BANGKAPOS.COM, BANGKA — Riuh alunan suara musik dan gelak tawa warga memecah keheningan jalanan desa saat perayaan tradisi adat Sedekah Kapong Kundi Bersatu yang kembali digelar di Kecamatan Simpang Teritip, Kabupaten Bangka Barat.
Pesta adat yang menyatukan warga dari Tiga Desa yakni Kundi, Bukit Terak, dan Air Menduyung itu berlangsung semarak sebagai wujud rasa syukur atas kelimpahan hasil bumi dan keselamatan wilayah.
Sejak pagi hari, Minggu (6/9/2026), lorong-lorong desa dipadati masyarakat, wisatawan serta pejabatan daerah setempat yang antusias menyaksikan berbagai pergelaran budaya.
Gemuruh tepuk tangan menyelingi berbagai pertunjukkan kesenian seperti tari, silat dan lain sebagainya yang dibawakan pemuda-pemudi setemp.
Atmosfer kehangatan kian terasa di deretan pemukiman warga. Tradisi open house secara serentak menghidupkan rumah-rumah penduduk.
Pintu terbuka lebar bagi siapa saja, baik kerabat jauh maupun tamu yang tak dikenal untuk singgah dan menikmati aneka sajian kuliner khas Bangka.
Senyum ramah dan obrolan hangat tuan rumah menegaskan inti dari perayaan ini, yakni merawat persaudaraan tanpa sekat.
Sedekah Kapong Kundi Bersatu tak sekadar menjadi helatan pesta rakyat tahunan. Perayaan ini adalah cermin keharmonisan masyarakat Bangka Barat yang terus merawat warisan leluhur.
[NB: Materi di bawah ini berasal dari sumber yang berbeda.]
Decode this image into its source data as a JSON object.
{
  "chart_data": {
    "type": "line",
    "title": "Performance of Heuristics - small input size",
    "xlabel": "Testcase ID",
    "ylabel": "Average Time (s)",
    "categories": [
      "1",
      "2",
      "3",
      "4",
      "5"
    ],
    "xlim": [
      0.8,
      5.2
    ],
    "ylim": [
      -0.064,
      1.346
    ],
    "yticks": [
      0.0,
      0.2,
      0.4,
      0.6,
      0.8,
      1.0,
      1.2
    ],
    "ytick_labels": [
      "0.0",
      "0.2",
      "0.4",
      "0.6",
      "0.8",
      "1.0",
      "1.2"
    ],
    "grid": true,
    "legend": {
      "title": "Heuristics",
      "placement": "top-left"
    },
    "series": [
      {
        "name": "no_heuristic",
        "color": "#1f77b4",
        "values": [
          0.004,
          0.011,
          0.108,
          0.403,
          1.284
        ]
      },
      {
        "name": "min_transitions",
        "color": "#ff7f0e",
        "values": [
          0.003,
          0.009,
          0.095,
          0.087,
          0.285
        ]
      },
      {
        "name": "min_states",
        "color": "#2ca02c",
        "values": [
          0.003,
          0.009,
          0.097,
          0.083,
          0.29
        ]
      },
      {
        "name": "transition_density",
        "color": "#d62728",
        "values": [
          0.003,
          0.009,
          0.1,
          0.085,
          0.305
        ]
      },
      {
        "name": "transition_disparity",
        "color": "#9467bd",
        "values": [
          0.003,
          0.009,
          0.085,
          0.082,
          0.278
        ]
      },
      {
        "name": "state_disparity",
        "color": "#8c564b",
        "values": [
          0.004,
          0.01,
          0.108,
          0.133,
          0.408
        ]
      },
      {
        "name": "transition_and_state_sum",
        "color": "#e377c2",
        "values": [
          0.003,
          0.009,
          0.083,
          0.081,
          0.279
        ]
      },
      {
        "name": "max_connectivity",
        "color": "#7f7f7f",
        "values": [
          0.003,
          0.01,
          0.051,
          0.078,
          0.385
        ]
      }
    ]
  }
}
Eksisnya tradisi inipun mendapat apresiasi dari Bupati Bangka Barat, Markus yang turut hadir bersama jajarannya.
“Sedekah Kapong Kundi Bersatu ini adalah adat istiadat yang diselenggarakan setiap tahunnya sesudah musim panen padi,” kata Markus.
Menurutnya, acara ini merupakan wujud syukur terhadap Tuhan Yang Maha Esa atas limpahan rezekinya di musim panen ini, serta menjadi ajang silaturahmi kaum keluarga, kerabat, dan handai taulan dari luar dengan masyarakat Desa Kundi Bersatu.
Tak hanya itu, adat istiadat Sedekah Kapong Kundi Bersatu ini merupakan objek pemajuan kebudayaan yang telah dimasukkan dalam Pokok Pikiran Kebudayaan Daerah Kabupaten Bangka Barat Tahun 2025–2029 kategori adat istiadat.
“Kami mengapresiasi masyarakat Kundi Bersatu yang telah melestarikan kegiatannya. Tentunya ini menjadi salah satu keistimewaan dan kebanggan masyarakat Bangka Barat,” ucapnya.
Sedekah Kapong Kundi ini telah berada dalam usaha perlindungan agar dapat dikembangkan dan dimanfaatkan sebagai objek wisata budaya di Kabupaten Bangka Barat dan Provinsi Kepulauan Bangka Belitung.
Sebagai bentuk dukungan pada tahun 2026 ini, kegiatan adat ini difasilitasi oleh pemerintah daerah melalui Dinas Kebudayaan dan Pariwisata Kabupaten Bangka Barat dengan alokasi anggaran sebesar Rp40 juta
Melalui penyelenggaraan ini, diharapkan dapat mendukung pengembangan pariwisata berbasis kebudayaan yang berkelanjutan di Kabupaten Bangka Barat.
“Harapan kita tahun depan nantinya bisa semakin meriah,” harapnya.